Planking: The method of planking was a composite of plank on frame and strip planking. Plank on frame uses planks shaped for each row, screwed to the frame, and later caulked with cotton driven between the planks. Strip planking is uniform size planks, glued and nailed to each other. Danny’s 1-3/8'' x 2-1/4'' white cedar planks are the same width from the keel to sheerline, as in a strip planked hull. But Backman combined these two methods.

He planed the 16' long planks to fit flush against one another as in plank on frame. With the plank below screwed in place to the oak timbers bent into place, the next plank went on with a strand of cotton caulking between the two. Monel staples kept the caulking in place until the next plank was set in place, clamped, and 16d galvanized nails driven vertically through the 2-1/4'' width and into the plank below. Then with stainless steel screws, it was fastened to the timbers. The process was repeated all the way up the hull. Where the 16d nails were driven was indicated with a penciled line on the outside of the plank. This was done to avoid hitting the nail head below with the next row of nails.

The hull planked with sharprisers lower center and stem above. ©Photo by Bernice Johnson
Topsides: Decks, wheelhouse, down forward, ceilings, wash rails, and fish hold were sheathed in plywood and glassed over.

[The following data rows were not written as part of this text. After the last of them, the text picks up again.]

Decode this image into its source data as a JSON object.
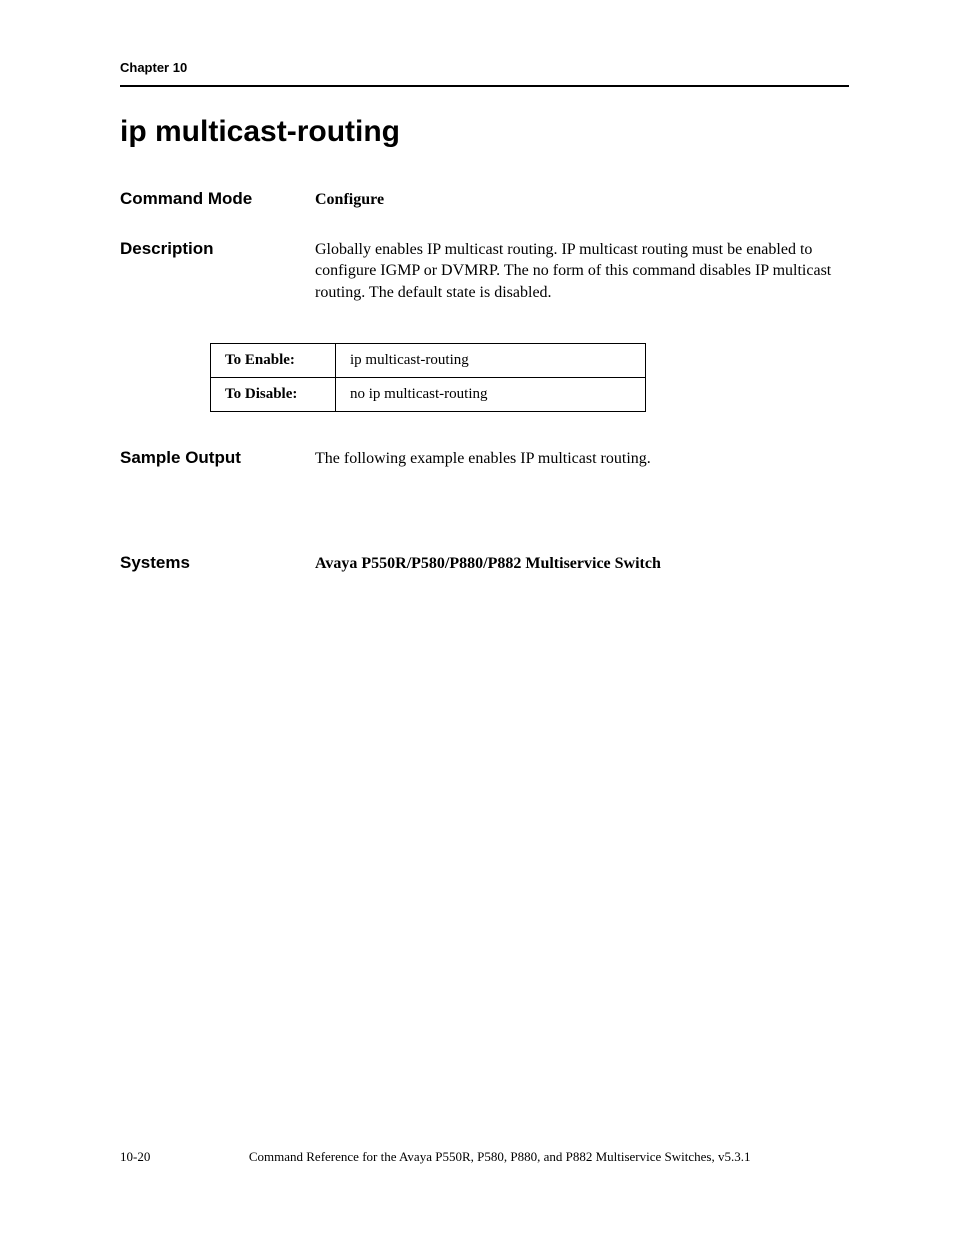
{
  "header": {
    "chapter": "Chapter 10"
  },
  "title": "ip multicast-routing",
  "sections": {
    "command_mode": {
      "label": "Command Mode",
      "value": "Configure"
    },
    "description": {
      "label": "Description",
      "value": "Globally enables IP multicast routing. IP multicast routing must be enabled to configure IGMP or DVMRP. The no form of this command disables IP multicast routing. The default state is disabled."
    },
    "sample_output": {
      "label": "Sample Output",
      "value": "The following example enables IP multicast routing."
    },
    "systems": {
      "label": "Systems",
      "value": "Avaya P550R/P580/P880/P882 Multiservice Switch"
    }
  },
  "table": {
    "rows": [
      {
        "label": "To Enable:",
        "value": "ip multicast-routing"
      },
      {
        "label": "To Disable:",
        "value": "no ip multicast-routing"
      }
    ]
  },
  "footer": {
    "page": "10-20",
    "title": "Command Reference for the Avaya P550R, P580, P880, and P882 Multiservice Switches, v5.3.1"
  }
}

The wheelhouse is a West Coast design. He did the same on his last boat, the first like it in the area. Backman also glassed an area on the haul side of the hull to resist chafing from traps coming aboard. He also added an 18” band of glass from the boot top down to protect the hull from ice chafing. The deck beams, clamps, and sharprisers are bolted together into a network that stiffens the whole hull. Seams and joints were filled with a mixture of paint and whiting.

Equipment: The 43' x 15' x 5'6'' boat is powered by an 892 Detroit NA engine – 385 HP @2100 RPM – with a on a 2-1/2 : 1 Allison gear. It turns a 30 x 33 prop, on a 2-1/2'' stainless steel shaft from Rose’s Marine. The metal fabrication was done a Nautilus Marine and Kennedy Marine. “The boat is not loaded with the stuff, just the stuff I need,” said Danny. That stuff includes 420 gallons of fuel in two tanks, radar, plotter, color sounder, GPS, hydro slave steering and hauler, and two VHF.

Danny kept equipment to the basics. But one thing is noticeably missing on his boat, something that comes with most new boats today, there is no mortgage, no bank note, no monthly payment. The boat was launched paid for. It’s also a bonus to the satisfaction of having finished a monumental building project. It took longer than his last boat, but said Danny, “It doesn’t matter, the best thing is, no payments.”